Eine molekulare Betrachtung von Schokoladeliebhabern

14. Oktober 2007

Schokolade und MetabonomicsChocolatiers teilen die Menschen in zwei Arten ein: Solche, die Schokolade lieben und solche, die das nicht tun. Obwohl diese Betrachtungsweise denkbar einfach ist, steckt doch ein Funken Wahrheit darin. Zwar ernähren sich Schokoladeliebhaber nicht zwangsweise ungesund, dennoch gibt es viele unter ihnen, die ihr Leben lang gewissenhaft jede Ernährungsempfehlung ignorieren und sich bester Gesundheit erfreuen. Auf der anderen Seite gibt es eine Gattung Mensch, dessen Cholesterin schon beim puren Betrachten eines Steaks zu steigen beginnt. Doch was ist die Ursache dafür? Wissenschaftler machten sich genau über diese Frage Gedanken und gründeten neuen Wissenschaftszweig der »Nutrimetabonomics«.

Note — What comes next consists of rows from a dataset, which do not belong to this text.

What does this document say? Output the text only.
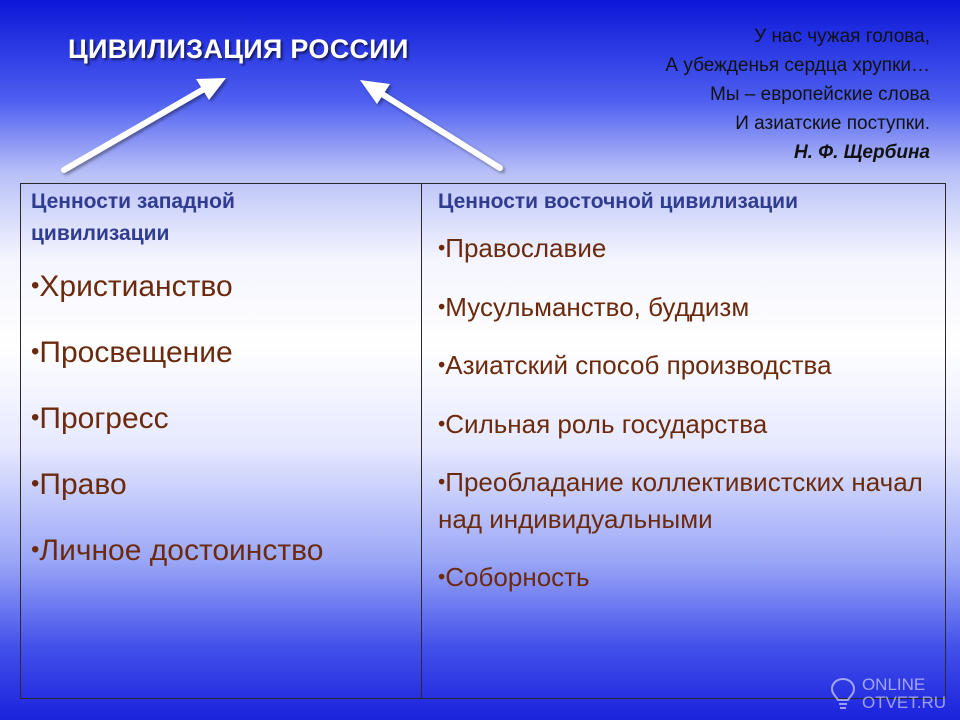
ЦИВИЛИЗАЦИЯ РОССИИ	У нас чужая голова,
А убежденья сердца хрупки…
Мы – европейские слова
И азиатские поступки.
Н. Ф. Щербина
Ценности западной
цивилизации
•Христианство
•Просвещение
•Прогресс
•Право
•Личное достоинство
Ценности восточной цивилизации
•Православие
•Мусульманство, буддизм
•Азиатский способ производства
•Сильная роль государства
•Преобладание коллективистских начал над индивидуальными
•Соборность
ONLINE
OTVET.RU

Metabonomics und Nutrimetabonomics

Unter Metabonomics versteht man eine Fachrichtung, die den Stoffwechsel mittels entsprechenden Markern in Blut und Urin mit der Wirkung von Medikamenten in Verbindung setzt. Sunil Kochhar und seine Mitarbeiter des Nestlé Forschungszentrums gründeten mit den Nutrimetabonomics einen Ableger dieser Wissenschaft. Sie erforschen die Auswirkungen der Ernährung auf den Stoffwechsel und die Gesundheit. Es geht dabei jedoch nicht darum, ausgeprägte Krankheitsbilder zu verstehen, sondern vielmehr um die kleinen, unangenehmen Wehwehchen wie Bauchzwicken, Blähungen, Unwohlsein oder leichte Entzündungen. Mit diesen Symptomen geht man üblicherweise nicht zum Arzt – und tut man es doch, bekommt man kein adäquate Therapie.

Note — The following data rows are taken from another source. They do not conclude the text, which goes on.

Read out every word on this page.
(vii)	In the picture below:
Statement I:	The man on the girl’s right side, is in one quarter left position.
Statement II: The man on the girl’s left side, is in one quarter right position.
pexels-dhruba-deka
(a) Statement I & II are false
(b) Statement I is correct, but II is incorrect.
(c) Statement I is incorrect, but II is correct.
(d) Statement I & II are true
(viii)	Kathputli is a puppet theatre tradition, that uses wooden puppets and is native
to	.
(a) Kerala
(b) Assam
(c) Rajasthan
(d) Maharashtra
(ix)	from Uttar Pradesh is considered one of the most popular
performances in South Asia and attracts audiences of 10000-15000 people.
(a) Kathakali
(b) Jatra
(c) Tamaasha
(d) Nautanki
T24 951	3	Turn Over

Ernährung ist ein möglicher Ansatz, um mit diesen »Krankheiten« umzugehen. Leider gestaltet sich dieses Vorhaben sehr schwierig – zumindest auf wissenschaftlicher Ebene. So sind die Änderungen im Stoffwechsel als Antwort auf bestimmte Lebensmittel wesentlich geringer ausgeprägt und somit schwerer nachweisbar als bei der Gabe von Medikamenten.

Schokolade oder keine Schokolade, das ist hier die Frage

Basierend auf einer Umfrage an 75 Männern selektierten Kochhar und sein Team 22 Probanden – die Hälfte waren Schokoladeliebhaber, den anderen war Schokolade mehr oder weniger egal. Frauen wurden aufgrund des Einflusses der monatlichen Hormonschwankungen auf die Ernährungsvorlieben nicht in die Studie miteinbezogen. Die Probanden erhielten an unterschiedlichen Tagen entweder 50 g Schokolade oder 50 g Brot. Blutproben wurden nach der Zufuhr der entsprechenden Lebensmittel abgenommen und tägliche Urinproben gesammelt.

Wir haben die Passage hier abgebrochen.